Finally, the sprinkler system is fixed. Now we can actually water our lawn, which was busily dying on us. We could have watered it with a hose using city water, but there's a reason we have pressurized irrigation water here, and I hate to pay more to use city water during irrigation season, when the water is so much more affordable.
We'd been using city water on the garden--giving it almost-daily drinks with a watering can. My two planting beds along the north fence will have to be watered by hand for a while longer, as there's no drip system hooked up to them as there is in the main garden spot. But that's manageable unless we have to go out of town for too long at a time.
The tomatoes are still alive, and the instances of yellowed leaves were caused by the same issue--water. Now we're getting a handle on how much to water the plants in coconut-fiber or peat pots to keep them from drying out. I transplanted the largest tomatoes to 4-inch coconut-fiber pots, and separated out all the Carantan leeks, each into its own 3-inch peat pot. In that one little starter flat, I had nineteen leeks. I could have had twenty-one if I'd wanted to transplant the two tiniest leek seedlings, but I decided not to bother with those, since they were so much smaller than all the others.

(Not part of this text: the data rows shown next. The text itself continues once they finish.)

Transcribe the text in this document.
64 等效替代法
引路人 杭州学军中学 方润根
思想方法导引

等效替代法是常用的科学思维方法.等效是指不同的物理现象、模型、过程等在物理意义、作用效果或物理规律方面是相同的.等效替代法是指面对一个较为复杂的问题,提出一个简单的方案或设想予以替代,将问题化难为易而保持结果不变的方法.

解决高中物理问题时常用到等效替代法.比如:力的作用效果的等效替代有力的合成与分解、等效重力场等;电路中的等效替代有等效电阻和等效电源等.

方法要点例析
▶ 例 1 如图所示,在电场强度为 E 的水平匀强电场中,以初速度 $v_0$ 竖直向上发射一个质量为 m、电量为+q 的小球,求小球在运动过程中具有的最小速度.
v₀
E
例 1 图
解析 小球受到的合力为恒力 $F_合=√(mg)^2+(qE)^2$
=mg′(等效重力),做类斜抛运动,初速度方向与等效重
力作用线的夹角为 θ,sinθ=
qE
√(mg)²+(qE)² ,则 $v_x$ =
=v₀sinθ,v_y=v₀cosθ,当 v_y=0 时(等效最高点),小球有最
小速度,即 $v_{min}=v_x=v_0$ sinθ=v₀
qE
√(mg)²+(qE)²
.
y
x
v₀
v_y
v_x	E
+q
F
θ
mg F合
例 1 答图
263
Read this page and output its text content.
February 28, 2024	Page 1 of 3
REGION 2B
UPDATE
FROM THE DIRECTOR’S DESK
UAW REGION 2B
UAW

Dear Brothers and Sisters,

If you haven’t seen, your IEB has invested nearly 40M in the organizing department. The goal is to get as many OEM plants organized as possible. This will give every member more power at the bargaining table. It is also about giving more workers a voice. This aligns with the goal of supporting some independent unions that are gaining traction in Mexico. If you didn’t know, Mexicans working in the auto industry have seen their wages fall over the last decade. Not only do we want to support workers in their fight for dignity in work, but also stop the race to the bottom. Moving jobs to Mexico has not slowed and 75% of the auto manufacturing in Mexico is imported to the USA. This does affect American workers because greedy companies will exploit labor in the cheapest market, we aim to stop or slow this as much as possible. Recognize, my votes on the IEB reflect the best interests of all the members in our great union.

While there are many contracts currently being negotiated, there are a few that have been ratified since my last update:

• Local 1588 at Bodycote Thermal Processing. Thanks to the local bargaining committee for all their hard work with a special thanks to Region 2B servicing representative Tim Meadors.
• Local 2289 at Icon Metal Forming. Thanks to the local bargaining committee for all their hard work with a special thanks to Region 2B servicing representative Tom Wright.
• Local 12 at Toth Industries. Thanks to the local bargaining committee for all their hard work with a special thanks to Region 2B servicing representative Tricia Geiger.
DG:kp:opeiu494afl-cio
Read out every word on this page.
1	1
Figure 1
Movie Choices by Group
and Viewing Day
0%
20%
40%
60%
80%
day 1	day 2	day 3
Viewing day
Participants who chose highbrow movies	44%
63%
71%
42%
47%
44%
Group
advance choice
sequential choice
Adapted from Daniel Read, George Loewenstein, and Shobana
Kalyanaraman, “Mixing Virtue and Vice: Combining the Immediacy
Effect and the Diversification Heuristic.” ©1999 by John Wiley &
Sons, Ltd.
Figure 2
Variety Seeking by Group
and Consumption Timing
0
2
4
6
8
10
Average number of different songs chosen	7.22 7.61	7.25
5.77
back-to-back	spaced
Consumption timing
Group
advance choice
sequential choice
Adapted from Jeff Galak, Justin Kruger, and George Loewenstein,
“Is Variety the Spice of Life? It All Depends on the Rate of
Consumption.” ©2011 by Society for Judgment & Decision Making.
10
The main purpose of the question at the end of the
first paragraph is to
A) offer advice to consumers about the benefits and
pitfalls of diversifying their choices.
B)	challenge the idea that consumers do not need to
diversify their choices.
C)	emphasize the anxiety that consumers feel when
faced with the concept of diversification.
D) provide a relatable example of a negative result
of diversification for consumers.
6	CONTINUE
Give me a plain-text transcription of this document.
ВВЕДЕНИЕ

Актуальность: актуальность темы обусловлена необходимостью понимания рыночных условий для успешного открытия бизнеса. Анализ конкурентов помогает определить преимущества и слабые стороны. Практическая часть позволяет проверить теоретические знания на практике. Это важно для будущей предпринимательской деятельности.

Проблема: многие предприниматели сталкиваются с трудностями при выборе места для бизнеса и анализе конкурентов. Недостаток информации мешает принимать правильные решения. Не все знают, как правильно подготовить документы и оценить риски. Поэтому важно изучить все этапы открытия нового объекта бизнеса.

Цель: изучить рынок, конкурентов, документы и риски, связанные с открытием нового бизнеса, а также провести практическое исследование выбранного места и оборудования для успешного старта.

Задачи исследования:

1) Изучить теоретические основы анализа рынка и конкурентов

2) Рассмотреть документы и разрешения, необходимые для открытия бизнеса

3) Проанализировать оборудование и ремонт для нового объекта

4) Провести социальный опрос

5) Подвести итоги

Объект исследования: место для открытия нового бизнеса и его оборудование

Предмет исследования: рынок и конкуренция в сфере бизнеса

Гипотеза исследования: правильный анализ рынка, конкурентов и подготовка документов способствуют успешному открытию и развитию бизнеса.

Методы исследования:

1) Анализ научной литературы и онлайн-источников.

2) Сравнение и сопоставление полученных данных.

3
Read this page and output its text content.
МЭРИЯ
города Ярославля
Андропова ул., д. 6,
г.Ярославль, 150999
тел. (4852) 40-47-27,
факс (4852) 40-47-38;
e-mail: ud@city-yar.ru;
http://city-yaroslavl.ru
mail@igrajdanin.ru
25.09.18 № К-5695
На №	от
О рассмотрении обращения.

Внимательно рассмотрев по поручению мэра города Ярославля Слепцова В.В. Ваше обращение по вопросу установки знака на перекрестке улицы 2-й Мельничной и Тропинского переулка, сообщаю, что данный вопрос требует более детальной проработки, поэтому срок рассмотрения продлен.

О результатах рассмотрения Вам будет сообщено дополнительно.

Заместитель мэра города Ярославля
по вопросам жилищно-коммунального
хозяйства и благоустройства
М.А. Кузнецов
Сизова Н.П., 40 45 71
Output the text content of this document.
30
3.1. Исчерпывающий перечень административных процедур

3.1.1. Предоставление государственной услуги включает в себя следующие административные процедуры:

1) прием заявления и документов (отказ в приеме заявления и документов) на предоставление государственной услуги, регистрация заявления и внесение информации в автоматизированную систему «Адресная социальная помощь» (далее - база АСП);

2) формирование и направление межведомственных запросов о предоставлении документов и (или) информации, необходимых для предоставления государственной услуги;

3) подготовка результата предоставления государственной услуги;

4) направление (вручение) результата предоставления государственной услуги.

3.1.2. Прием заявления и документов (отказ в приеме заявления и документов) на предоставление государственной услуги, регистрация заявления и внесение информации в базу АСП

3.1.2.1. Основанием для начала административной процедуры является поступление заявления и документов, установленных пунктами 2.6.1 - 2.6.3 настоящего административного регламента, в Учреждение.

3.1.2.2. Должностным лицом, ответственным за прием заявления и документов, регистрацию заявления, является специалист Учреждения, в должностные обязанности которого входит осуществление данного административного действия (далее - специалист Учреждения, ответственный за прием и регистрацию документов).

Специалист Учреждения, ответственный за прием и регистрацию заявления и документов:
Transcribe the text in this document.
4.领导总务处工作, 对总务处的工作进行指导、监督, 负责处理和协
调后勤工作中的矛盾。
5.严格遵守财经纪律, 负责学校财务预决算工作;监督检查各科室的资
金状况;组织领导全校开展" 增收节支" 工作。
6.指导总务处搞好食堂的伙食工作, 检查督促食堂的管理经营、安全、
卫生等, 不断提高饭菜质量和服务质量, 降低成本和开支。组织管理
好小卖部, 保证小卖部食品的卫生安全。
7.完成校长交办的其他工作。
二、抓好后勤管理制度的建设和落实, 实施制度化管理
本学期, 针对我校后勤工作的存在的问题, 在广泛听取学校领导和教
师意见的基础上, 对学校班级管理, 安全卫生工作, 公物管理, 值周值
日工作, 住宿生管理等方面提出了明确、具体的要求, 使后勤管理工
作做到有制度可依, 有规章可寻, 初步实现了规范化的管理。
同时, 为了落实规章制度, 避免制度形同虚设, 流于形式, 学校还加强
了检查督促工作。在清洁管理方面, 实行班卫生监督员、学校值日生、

Outside, the spinach planted last fall is getting nearly big enough to eat, we have lots of volunteer baby lambs' quarters both in and out of the garden boxes, the lettuce is coming up, and so are the more recently planted spinach and the snow pea plants. It seems that the worst frosts are behind us, but I say that with extreme caution. At least the apple tree waited until a couple of days after the most recent freeze to blossom out. Maybe we'll get more than seven or eight apples this year.